Dividend managers proved to be the quarter's most successful group, logging a median return of 5.5 per cent. Sixty-seven per cent of the group beat the benchmark.

Value managers (4.1 per cent) and growth managers (2.6 per cent) both failed to reach the standard. Only 44 per cent of value managers and 17 per cent of growth managers outperformed the TSX.

"On average, large-cap managers in Canada were underweight the banks heading into the quarter because they are such a large weight in the index at 23 per cent," said Ms. Wylie. "But dividend managers have the smallest underweight at less than 3 per cent compared to 8 per cent underweight on average for value managers and nearly 6 per cent for growth."

The report suggests the second quarter could also prove to be difficult, despite a 3.7-per-cent rebound in the TSX in April. It pointed to the impact of a "more narrow" sector breadth, with only three of the index's 10 sectors finishing above the benchmark.
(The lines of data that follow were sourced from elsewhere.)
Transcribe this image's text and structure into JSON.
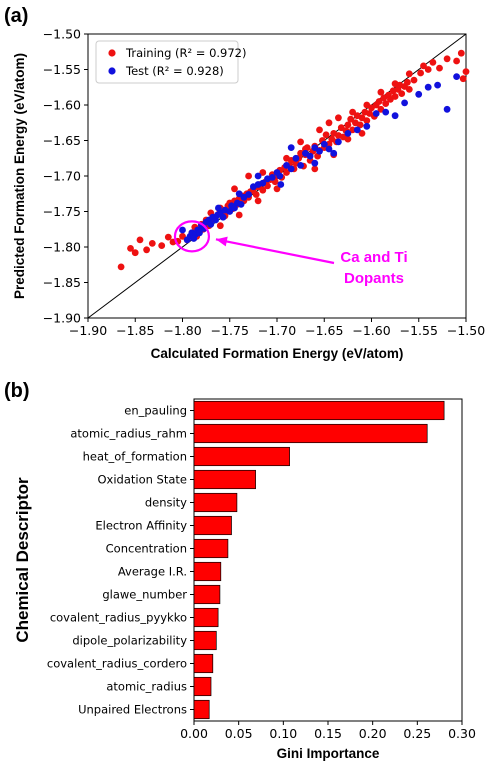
{
  "chart_data": [
    {
      "panel_label": "(a)",
      "type": "scatter",
      "xlabel": "Calculated Formation Energy (eV/atom)",
      "ylabel": "Predicted Formation Energy (eV/atom)",
      "xlim": [
        -1.9,
        -1.5
      ],
      "ylim": [
        -1.9,
        -1.5
      ],
      "x_ticks": [
        "−1.90",
        "−1.85",
        "−1.80",
        "−1.75",
        "−1.70",
        "−1.65",
        "−1.60",
        "−1.55",
        "−1.50"
      ],
      "y_ticks": [
        "−1.50",
        "−1.55",
        "−1.60",
        "−1.65",
        "−1.70",
        "−1.75",
        "−1.80",
        "−1.85",
        "−1.90"
      ],
      "x_tick_values": [
        -1.9,
        -1.85,
        -1.8,
        -1.75,
        -1.7,
        -1.65,
        -1.6,
        -1.55,
        -1.5
      ],
      "y_tick_values": [
        -1.5,
        -1.55,
        -1.6,
        -1.65,
        -1.7,
        -1.75,
        -1.8,
        -1.85,
        -1.9
      ],
      "legend_position": "top-left",
      "parity_line": true,
      "annotation": {
        "line1": "Ca and Ti",
        "line2": "Dopants",
        "color": "#ff00ff",
        "target": [
          -1.79,
          -1.785
        ]
      },
      "series": [
        {
          "name": "Training (R² = 0.972)",
          "color": "#ee1111",
          "points": [
            [
              -1.865,
              -1.828
            ],
            [
              -1.855,
              -1.802
            ],
            [
              -1.85,
              -1.808
            ],
            [
              -1.845,
              -1.79
            ],
            [
              -1.838,
              -1.804
            ],
            [
              -1.832,
              -1.795
            ],
            [
              -1.822,
              -1.798
            ],
            [
              -1.815,
              -1.786
            ],
            [
              -1.81,
              -1.793
            ],
            [
              -1.805,
              -1.792
            ],
            [
              -1.8,
              -1.785
            ],
            [
              -1.795,
              -1.79
            ],
            [
              -1.79,
              -1.78
            ],
            [
              -1.787,
              -1.772
            ],
            [
              -1.785,
              -1.785
            ],
            [
              -1.78,
              -1.768
            ],
            [
              -1.778,
              -1.775
            ],
            [
              -1.775,
              -1.762
            ],
            [
              -1.772,
              -1.77
            ],
            [
              -1.77,
              -1.752
            ],
            [
              -1.768,
              -1.76
            ],
            [
              -1.765,
              -1.758
            ],
            [
              -1.762,
              -1.754
            ],
            [
              -1.76,
              -1.745
            ],
            [
              -1.757,
              -1.748
            ],
            [
              -1.755,
              -1.756
            ],
            [
              -1.752,
              -1.742
            ],
            [
              -1.75,
              -1.738
            ],
            [
              -1.747,
              -1.746
            ],
            [
              -1.745,
              -1.735
            ],
            [
              -1.742,
              -1.74
            ],
            [
              -1.74,
              -1.732
            ],
            [
              -1.737,
              -1.728
            ],
            [
              -1.735,
              -1.735
            ],
            [
              -1.732,
              -1.725
            ],
            [
              -1.73,
              -1.73
            ],
            [
              -1.728,
              -1.722
            ],
            [
              -1.725,
              -1.718
            ],
            [
              -1.722,
              -1.726
            ],
            [
              -1.72,
              -1.715
            ],
            [
              -1.718,
              -1.712
            ],
            [
              -1.715,
              -1.72
            ],
            [
              -1.712,
              -1.708
            ],
            [
              -1.71,
              -1.714
            ],
            [
              -1.707,
              -1.705
            ],
            [
              -1.705,
              -1.698
            ],
            [
              -1.702,
              -1.708
            ],
            [
              -1.7,
              -1.7
            ],
            [
              -1.697,
              -1.692
            ],
            [
              -1.695,
              -1.702
            ],
            [
              -1.692,
              -1.688
            ],
            [
              -1.69,
              -1.695
            ],
            [
              -1.687,
              -1.685
            ],
            [
              -1.685,
              -1.678
            ],
            [
              -1.682,
              -1.69
            ],
            [
              -1.68,
              -1.682
            ],
            [
              -1.677,
              -1.675
            ],
            [
              -1.675,
              -1.668
            ],
            [
              -1.672,
              -1.686
            ],
            [
              -1.67,
              -1.67
            ],
            [
              -1.668,
              -1.66
            ],
            [
              -1.665,
              -1.678
            ],
            [
              -1.662,
              -1.665
            ],
            [
              -1.66,
              -1.658
            ],
            [
              -1.657,
              -1.672
            ],
            [
              -1.655,
              -1.664
            ],
            [
              -1.652,
              -1.65
            ],
            [
              -1.65,
              -1.66
            ],
            [
              -1.648,
              -1.642
            ],
            [
              -1.645,
              -1.655
            ],
            [
              -1.642,
              -1.648
            ],
            [
              -1.64,
              -1.64
            ],
            [
              -1.637,
              -1.652
            ],
            [
              -1.635,
              -1.643
            ],
            [
              -1.632,
              -1.632
            ],
            [
              -1.63,
              -1.645
            ],
            [
              -1.627,
              -1.636
            ],
            [
              -1.625,
              -1.628
            ],
            [
              -1.622,
              -1.62
            ],
            [
              -1.62,
              -1.635
            ],
            [
              -1.617,
              -1.625
            ],
            [
              -1.615,
              -1.615
            ],
            [
              -1.612,
              -1.628
            ],
            [
              -1.61,
              -1.618
            ],
            [
              -1.607,
              -1.61
            ],
            [
              -1.605,
              -1.622
            ],
            [
              -1.602,
              -1.612
            ],
            [
              -1.6,
              -1.604
            ],
            [
              -1.597,
              -1.616
            ],
            [
              -1.595,
              -1.6
            ],
            [
              -1.592,
              -1.595
            ],
            [
              -1.59,
              -1.606
            ],
            [
              -1.587,
              -1.59
            ],
            [
              -1.585,
              -1.598
            ],
            [
              -1.582,
              -1.586
            ],
            [
              -1.58,
              -1.592
            ],
            [
              -1.577,
              -1.58
            ],
            [
              -1.575,
              -1.588
            ],
            [
              -1.572,
              -1.578
            ],
            [
              -1.57,
              -1.572
            ],
            [
              -1.568,
              -1.584
            ],
            [
              -1.565,
              -1.574
            ],
            [
              -1.562,
              -1.568
            ],
            [
              -1.56,
              -1.578
            ],
            [
              -1.555,
              -1.565
            ],
            [
              -1.548,
              -1.555
            ],
            [
              -1.54,
              -1.55
            ],
            [
              -1.535,
              -1.54
            ],
            [
              -1.528,
              -1.548
            ],
            [
              -1.52,
              -1.535
            ],
            [
              -1.51,
              -1.538
            ],
            [
              -1.505,
              -1.527
            ],
            [
              -1.503,
              -1.563
            ],
            [
              -1.5,
              -1.553
            ],
            [
              -1.67,
              -1.662
            ],
            [
              -1.66,
              -1.69
            ],
            [
              -1.64,
              -1.67
            ],
            [
              -1.625,
              -1.648
            ],
            [
              -1.61,
              -1.64
            ],
            [
              -1.7,
              -1.718
            ],
            [
              -1.72,
              -1.735
            ],
            [
              -1.74,
              -1.755
            ],
            [
              -1.76,
              -1.77
            ],
            [
              -1.745,
              -1.718
            ],
            [
              -1.73,
              -1.7
            ],
            [
              -1.715,
              -1.695
            ],
            [
              -1.69,
              -1.675
            ],
            [
              -1.675,
              -1.652
            ],
            [
              -1.655,
              -1.635
            ],
            [
              -1.645,
              -1.625
            ],
            [
              -1.635,
              -1.618
            ],
            [
              -1.62,
              -1.61
            ],
            [
              -1.605,
              -1.6
            ],
            [
              -1.59,
              -1.582
            ],
            [
              -1.575,
              -1.57
            ],
            [
              -1.56,
              -1.556
            ],
            [
              -1.545,
              -1.545
            ]
          ]
        },
        {
          "name": "Test (R² = 0.928)",
          "color": "#1111dd",
          "points": [
            [
              -1.8,
              -1.776
            ],
            [
              -1.795,
              -1.79
            ],
            [
              -1.792,
              -1.785
            ],
            [
              -1.79,
              -1.78
            ],
            [
              -1.788,
              -1.788
            ],
            [
              -1.786,
              -1.782
            ],
            [
              -1.784,
              -1.776
            ],
            [
              -1.782,
              -1.78
            ],
            [
              -1.78,
              -1.77
            ],
            [
              -1.777,
              -1.774
            ],
            [
              -1.775,
              -1.765
            ],
            [
              -1.772,
              -1.762
            ],
            [
              -1.77,
              -1.768
            ],
            [
              -1.768,
              -1.758
            ],
            [
              -1.765,
              -1.762
            ],
            [
              -1.763,
              -1.755
            ],
            [
              -1.76,
              -1.752
            ],
            [
              -1.757,
              -1.758
            ],
            [
              -1.755,
              -1.748
            ],
            [
              -1.75,
              -1.75
            ],
            [
              -1.748,
              -1.742
            ],
            [
              -1.745,
              -1.745
            ],
            [
              -1.742,
              -1.738
            ],
            [
              -1.738,
              -1.74
            ],
            [
              -1.735,
              -1.73
            ],
            [
              -1.73,
              -1.726
            ],
            [
              -1.725,
              -1.715
            ],
            [
              -1.72,
              -1.712
            ],
            [
              -1.715,
              -1.71
            ],
            [
              -1.71,
              -1.704
            ],
            [
              -1.705,
              -1.702
            ],
            [
              -1.7,
              -1.695
            ],
            [
              -1.697,
              -1.7
            ],
            [
              -1.69,
              -1.685
            ],
            [
              -1.685,
              -1.69
            ],
            [
              -1.68,
              -1.675
            ],
            [
              -1.675,
              -1.685
            ],
            [
              -1.67,
              -1.668
            ],
            [
              -1.665,
              -1.672
            ],
            [
              -1.66,
              -1.66
            ],
            [
              -1.655,
              -1.665
            ],
            [
              -1.65,
              -1.655
            ],
            [
              -1.645,
              -1.662
            ],
            [
              -1.635,
              -1.652
            ],
            [
              -1.625,
              -1.64
            ],
            [
              -1.615,
              -1.635
            ],
            [
              -1.605,
              -1.63
            ],
            [
              -1.595,
              -1.612
            ],
            [
              -1.585,
              -1.61
            ],
            [
              -1.575,
              -1.615
            ],
            [
              -1.565,
              -1.597
            ],
            [
              -1.55,
              -1.585
            ],
            [
              -1.54,
              -1.575
            ],
            [
              -1.53,
              -1.572
            ],
            [
              -1.52,
              -1.606
            ],
            [
              -1.51,
              -1.56
            ],
            [
              -1.74,
              -1.725
            ],
            [
              -1.72,
              -1.7
            ],
            [
              -1.66,
              -1.682
            ],
            [
              -1.64,
              -1.668
            ],
            [
              -1.685,
              -1.66
            ],
            [
              -1.762,
              -1.745
            ],
            [
              -1.696,
              -1.712
            ]
          ]
        }
      ]
    },
    {
      "panel_label": "(b)",
      "type": "bar",
      "orientation": "horizontal",
      "xlabel": "Gini Importance",
      "ylabel": "Chemical Descriptor",
      "xlim": [
        0,
        0.3
      ],
      "x_ticks": [
        "0.00",
        "0.05",
        "0.10",
        "0.15",
        "0.20",
        "0.25",
        "0.30"
      ],
      "x_tick_values": [
        0,
        0.05,
        0.1,
        0.15,
        0.2,
        0.25,
        0.3
      ],
      "bar_color": "#ff0000",
      "categories": [
        "en_pauling",
        "atomic_radius_rahm",
        "heat_of_formation",
        "Oxidation State",
        "density",
        "Electron Affinity",
        "Concentration",
        "Average I.R.",
        "glawe_number",
        "covalent_radius_pyykko",
        "dipole_polarizability",
        "covalent_radius_cordero",
        "atomic_radius",
        "Unpaired Electrons"
      ],
      "values": [
        0.28,
        0.261,
        0.107,
        0.069,
        0.048,
        0.042,
        0.038,
        0.03,
        0.029,
        0.027,
        0.025,
        0.021,
        0.019,
        0.017
      ]
    }
  ]
}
"It's not looking like a great start to the second quarter for active managers in terms of beating the benchmark," said Ms. Wylie."But the situation can change quickly. Early indications show a tilt back toward growth managers due to their more favourable positioning in the top three performing sectors. As well, defensive sectors underperformed in April after strong performance in the first quarter, so that will certainly work against dividend managers, who were in the lead in the first quarter."